John D'Errico on 13 Oct 2021
When you use the 'poly1' model, FIT is probably smart enough to understand this is a LINEAR model. And that it is solvable using simple linear regression methods. This is a solution that will not require iterative methods. There will not be starting values needed at all. And the nice thing is even with those powers of 10 applied, a simple LINEAR regression is able to handle the problem.
However, when you use a specified model, how is MATLAB going to be smart enough to take your model string apart, look at the parameters, and then decide the model is just the equivalent of 'poly1'? Not gonna happen, at least not for a while. I certainly would not want to write the code to take all models apart, parsing them, then have fit come to some intelligent understanding about the model. A big problem here is that it will just slow down the code, just in case someone does something palpably silly, where they don't understand how the modeling is done.

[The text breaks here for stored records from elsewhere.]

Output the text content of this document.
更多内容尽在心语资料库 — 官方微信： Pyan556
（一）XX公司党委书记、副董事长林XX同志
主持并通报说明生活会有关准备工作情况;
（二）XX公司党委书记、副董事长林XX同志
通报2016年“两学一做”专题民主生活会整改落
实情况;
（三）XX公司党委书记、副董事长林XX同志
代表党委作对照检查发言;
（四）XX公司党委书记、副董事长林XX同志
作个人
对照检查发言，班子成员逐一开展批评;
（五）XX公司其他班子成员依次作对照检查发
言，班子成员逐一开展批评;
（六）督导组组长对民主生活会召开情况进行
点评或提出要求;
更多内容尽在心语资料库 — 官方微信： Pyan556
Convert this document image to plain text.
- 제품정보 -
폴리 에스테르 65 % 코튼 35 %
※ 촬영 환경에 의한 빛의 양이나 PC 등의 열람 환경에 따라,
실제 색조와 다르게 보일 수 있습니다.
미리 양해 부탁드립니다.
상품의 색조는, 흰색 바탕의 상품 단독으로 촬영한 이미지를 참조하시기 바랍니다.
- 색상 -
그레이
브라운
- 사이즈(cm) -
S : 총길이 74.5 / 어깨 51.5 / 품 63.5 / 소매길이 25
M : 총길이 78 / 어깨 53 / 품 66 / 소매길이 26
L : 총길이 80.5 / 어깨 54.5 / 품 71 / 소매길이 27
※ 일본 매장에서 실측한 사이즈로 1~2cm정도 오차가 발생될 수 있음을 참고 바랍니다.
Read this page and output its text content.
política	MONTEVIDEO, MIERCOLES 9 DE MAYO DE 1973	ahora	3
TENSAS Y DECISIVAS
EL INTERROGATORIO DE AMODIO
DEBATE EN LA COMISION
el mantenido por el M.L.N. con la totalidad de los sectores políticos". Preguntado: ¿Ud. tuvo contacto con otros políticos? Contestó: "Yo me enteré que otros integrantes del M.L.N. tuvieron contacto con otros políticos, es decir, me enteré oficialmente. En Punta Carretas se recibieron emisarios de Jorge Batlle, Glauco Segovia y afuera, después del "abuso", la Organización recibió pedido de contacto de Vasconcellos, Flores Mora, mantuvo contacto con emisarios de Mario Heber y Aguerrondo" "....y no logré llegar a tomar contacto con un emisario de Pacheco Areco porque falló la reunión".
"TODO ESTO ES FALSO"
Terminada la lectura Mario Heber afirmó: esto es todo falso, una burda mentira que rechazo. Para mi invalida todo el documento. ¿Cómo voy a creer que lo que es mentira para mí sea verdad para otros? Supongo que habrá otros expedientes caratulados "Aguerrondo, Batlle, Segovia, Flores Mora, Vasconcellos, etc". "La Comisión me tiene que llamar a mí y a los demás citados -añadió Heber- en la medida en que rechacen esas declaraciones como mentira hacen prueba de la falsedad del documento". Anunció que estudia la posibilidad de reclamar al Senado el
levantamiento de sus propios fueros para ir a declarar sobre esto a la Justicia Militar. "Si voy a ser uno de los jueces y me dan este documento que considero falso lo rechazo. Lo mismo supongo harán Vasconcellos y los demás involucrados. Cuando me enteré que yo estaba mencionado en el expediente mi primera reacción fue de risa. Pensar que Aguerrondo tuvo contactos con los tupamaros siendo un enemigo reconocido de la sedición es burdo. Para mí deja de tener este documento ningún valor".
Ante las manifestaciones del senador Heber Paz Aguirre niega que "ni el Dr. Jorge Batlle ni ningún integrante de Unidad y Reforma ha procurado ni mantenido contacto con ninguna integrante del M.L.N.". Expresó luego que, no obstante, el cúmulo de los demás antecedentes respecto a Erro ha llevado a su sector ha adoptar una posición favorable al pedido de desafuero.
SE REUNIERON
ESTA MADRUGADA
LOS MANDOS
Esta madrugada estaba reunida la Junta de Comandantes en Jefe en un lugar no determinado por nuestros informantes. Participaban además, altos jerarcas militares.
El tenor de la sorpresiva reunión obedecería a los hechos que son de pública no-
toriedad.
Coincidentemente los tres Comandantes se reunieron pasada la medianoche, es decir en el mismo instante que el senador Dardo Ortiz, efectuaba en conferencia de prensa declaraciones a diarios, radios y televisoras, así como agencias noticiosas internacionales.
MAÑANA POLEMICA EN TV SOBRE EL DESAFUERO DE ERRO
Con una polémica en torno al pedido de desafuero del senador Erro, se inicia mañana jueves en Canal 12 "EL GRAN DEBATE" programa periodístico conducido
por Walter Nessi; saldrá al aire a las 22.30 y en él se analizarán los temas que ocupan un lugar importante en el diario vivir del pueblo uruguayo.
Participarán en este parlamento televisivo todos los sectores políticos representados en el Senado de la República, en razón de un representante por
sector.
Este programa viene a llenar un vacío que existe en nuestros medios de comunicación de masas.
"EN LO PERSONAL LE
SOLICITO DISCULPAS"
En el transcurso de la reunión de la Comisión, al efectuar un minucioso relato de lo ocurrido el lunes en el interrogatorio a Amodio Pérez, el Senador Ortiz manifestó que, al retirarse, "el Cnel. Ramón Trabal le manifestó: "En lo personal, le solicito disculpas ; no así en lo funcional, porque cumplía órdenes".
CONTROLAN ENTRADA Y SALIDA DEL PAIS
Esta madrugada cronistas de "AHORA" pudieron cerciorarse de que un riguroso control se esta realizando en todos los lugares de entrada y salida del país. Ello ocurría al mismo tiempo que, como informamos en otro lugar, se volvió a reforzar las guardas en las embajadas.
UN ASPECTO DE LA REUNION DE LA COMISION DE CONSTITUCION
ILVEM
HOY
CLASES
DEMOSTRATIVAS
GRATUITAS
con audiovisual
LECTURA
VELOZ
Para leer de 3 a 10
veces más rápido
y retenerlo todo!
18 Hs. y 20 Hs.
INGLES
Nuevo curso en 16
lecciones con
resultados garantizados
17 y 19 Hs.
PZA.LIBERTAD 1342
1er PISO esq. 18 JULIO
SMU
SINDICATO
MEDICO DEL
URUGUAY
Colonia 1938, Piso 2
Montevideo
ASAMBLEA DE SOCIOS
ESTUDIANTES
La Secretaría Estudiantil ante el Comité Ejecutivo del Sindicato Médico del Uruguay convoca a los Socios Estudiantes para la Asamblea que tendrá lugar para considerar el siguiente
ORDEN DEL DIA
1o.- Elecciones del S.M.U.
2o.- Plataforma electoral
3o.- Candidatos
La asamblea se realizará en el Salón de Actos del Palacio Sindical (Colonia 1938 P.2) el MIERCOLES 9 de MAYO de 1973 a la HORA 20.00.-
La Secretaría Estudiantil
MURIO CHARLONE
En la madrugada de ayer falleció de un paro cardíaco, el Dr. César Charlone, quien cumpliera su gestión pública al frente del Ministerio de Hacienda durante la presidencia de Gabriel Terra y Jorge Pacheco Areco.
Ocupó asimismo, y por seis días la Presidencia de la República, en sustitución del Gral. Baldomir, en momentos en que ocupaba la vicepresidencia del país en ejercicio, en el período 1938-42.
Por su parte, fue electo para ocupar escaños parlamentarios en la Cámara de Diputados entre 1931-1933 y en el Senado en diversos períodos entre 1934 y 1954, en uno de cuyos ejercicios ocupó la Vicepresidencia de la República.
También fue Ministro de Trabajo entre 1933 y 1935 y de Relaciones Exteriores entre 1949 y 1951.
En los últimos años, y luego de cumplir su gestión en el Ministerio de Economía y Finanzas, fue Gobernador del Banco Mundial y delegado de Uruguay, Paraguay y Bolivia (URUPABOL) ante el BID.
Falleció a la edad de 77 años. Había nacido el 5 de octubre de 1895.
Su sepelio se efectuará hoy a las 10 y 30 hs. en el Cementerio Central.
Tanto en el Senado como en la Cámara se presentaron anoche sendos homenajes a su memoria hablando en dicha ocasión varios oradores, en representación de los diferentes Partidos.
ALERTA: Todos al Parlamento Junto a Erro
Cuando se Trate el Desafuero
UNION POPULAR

Therefore, FIT is now forced to use the same scheme it uses for a nonlinear optimization. It requires a pair of starting values. When you fail to provide them, then fit assumes RANDOM starting coefficients, and then tries to optimize them. The problem is, your data is so far out in the weeds when those powers of 10 are on the problem, that FIT gets lost, becaue it starts with complete crap for starting values. And then you get some random crap result. And every time you run it, since new random starting values are provided, you get some different random crap model.